Eine Möglichkeit, Einzelstrangbereiche in RNA-Sekundärstrukturen nachzuweisen, ist die Hybridisierung von kurzen, spezifischen RNA-Oligonukleotiden gegen diese Strukturen (Schröder, 1998; Le Cuyter & Crothers, 1994; Uhlenbeck et al., 1970; Weller & Hill, 1992; Pinard et al., 1995). Im Rahmen dieser Arbeit wurde dieses Verfahren zur Detektion des HPII mit der Struktursonde 27AB (siehe Tabelle 2.1), die mir freundlicher Weise von Dr. A. Schröder zur Verfügung gestellt wurde, eingesetzt.
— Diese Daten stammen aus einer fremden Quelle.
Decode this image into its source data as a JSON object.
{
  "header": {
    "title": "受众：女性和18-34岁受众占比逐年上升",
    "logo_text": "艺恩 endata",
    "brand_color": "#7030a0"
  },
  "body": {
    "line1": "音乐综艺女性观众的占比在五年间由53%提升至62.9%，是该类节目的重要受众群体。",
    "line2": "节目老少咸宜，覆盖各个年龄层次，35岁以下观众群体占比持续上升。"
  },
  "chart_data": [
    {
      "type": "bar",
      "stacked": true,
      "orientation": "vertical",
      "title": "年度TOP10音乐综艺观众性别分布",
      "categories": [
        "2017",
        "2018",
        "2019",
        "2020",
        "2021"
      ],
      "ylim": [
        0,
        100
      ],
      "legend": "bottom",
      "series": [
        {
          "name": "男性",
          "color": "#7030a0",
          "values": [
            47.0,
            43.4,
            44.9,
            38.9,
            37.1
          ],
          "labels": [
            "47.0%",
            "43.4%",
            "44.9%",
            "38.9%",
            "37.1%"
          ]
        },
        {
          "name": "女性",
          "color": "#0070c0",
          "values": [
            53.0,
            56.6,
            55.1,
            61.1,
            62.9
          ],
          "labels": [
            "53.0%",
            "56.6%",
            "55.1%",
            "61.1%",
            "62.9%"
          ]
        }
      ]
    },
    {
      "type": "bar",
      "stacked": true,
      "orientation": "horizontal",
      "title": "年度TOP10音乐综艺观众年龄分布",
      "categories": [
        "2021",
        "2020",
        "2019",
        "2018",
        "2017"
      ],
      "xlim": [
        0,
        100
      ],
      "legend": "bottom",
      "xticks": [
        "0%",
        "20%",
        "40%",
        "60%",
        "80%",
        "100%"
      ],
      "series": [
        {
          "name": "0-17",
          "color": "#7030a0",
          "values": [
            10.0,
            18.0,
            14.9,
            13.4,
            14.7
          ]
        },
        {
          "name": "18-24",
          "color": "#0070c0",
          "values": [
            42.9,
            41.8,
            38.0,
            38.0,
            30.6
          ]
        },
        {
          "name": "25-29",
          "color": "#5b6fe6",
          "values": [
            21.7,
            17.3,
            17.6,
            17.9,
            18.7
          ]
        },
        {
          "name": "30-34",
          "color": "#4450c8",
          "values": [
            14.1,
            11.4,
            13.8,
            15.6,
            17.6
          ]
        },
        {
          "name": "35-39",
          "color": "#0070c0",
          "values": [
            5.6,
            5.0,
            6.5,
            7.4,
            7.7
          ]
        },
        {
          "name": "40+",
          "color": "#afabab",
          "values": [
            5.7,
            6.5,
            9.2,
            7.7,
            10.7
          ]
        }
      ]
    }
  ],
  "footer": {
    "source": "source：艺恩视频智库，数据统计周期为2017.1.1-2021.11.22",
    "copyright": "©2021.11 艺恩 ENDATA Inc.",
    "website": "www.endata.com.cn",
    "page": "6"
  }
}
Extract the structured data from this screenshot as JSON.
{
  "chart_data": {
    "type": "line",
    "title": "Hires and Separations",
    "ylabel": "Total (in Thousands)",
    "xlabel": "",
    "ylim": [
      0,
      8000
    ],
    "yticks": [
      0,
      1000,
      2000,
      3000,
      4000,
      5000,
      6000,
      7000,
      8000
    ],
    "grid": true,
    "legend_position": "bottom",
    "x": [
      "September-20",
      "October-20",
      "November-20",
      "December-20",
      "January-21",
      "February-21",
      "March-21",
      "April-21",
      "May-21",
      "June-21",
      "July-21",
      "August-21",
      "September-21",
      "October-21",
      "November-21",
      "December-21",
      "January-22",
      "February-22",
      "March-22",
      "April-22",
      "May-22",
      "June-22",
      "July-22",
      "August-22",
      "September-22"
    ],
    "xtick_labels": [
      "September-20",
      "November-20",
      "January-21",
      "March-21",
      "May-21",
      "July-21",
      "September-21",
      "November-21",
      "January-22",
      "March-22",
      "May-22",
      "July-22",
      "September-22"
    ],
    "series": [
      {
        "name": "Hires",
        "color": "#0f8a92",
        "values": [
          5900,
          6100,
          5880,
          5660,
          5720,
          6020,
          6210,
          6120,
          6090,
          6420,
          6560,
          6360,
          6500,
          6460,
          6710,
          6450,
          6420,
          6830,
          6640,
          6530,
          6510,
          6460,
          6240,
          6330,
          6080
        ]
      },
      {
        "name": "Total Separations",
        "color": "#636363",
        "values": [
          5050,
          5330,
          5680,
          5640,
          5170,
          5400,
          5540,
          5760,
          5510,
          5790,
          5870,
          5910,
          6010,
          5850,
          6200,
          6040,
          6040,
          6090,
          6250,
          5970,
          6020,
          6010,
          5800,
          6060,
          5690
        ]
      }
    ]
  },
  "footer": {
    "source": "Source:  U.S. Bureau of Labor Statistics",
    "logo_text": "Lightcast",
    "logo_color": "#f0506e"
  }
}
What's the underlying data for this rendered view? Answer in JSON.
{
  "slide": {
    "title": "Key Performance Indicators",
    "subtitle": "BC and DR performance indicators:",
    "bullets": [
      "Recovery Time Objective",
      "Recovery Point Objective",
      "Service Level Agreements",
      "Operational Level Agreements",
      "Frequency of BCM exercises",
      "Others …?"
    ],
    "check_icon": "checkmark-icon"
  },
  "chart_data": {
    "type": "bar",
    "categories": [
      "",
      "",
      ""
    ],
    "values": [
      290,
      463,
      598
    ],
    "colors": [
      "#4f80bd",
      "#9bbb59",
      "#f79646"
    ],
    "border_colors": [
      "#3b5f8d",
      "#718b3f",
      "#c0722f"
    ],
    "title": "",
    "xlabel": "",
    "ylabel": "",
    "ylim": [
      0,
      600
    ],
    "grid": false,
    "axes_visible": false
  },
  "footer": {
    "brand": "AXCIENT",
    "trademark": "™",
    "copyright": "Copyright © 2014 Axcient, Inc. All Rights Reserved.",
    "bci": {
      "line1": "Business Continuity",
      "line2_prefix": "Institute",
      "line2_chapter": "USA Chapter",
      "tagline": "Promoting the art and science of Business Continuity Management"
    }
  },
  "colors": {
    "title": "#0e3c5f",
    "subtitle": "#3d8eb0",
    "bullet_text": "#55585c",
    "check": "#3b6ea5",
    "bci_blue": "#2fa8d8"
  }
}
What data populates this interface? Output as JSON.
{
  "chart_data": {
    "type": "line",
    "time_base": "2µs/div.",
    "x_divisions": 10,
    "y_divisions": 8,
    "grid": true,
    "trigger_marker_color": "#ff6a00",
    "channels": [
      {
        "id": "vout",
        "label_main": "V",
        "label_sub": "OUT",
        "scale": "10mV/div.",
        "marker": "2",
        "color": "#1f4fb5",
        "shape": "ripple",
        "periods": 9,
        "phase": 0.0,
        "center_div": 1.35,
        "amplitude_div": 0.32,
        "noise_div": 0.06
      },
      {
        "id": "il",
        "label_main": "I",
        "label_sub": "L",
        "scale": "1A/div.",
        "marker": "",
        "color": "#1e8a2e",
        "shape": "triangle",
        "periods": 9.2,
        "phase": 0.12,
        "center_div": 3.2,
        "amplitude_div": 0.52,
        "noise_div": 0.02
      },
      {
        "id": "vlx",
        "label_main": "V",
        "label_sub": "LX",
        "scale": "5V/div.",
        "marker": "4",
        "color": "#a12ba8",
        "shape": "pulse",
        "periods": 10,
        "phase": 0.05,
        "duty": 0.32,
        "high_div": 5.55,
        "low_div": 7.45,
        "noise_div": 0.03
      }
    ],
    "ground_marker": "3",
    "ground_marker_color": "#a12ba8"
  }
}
Im Anschluß an in vitro-Transkriptionen (siehe 3.3.4) wurden die Ansätze auf 500mM NaCl eingestellt, das [ $\gamma^{32}_{}$P]-markierte RNA-Oligonukleotid 27AB in einer Endkonzentration von 4,5nM zupipettiert ($\approx$10⁵-10⁶cpm pro Ansatz) und der Ansatz ad 50 $\mu$ l mit H₂O _autokl. aufgefüllt. Nach Inkubation für 20min bei RT wurden 2 $\mu$ l unmarkierte Sonde (148ng/$\mu$l) zugegeben. Der Ansatz wurde weitere 20min inkubiert und dann 60min gegen 0,2x TBE bei RT auf einem Schwimmfilter (Type VS 0,025 $\mu$ m; Millipore GmbH, Eschborn) dialysiert. Die Strukturverteilung wurde über TGGE (siehe 3.5.3) aufgetrennt und das radioaktiv markierte Oligonukleotid konnte autoradiographisch oder mit dem Bio-Imaging-System detektiert werden (siehe 3.5.5).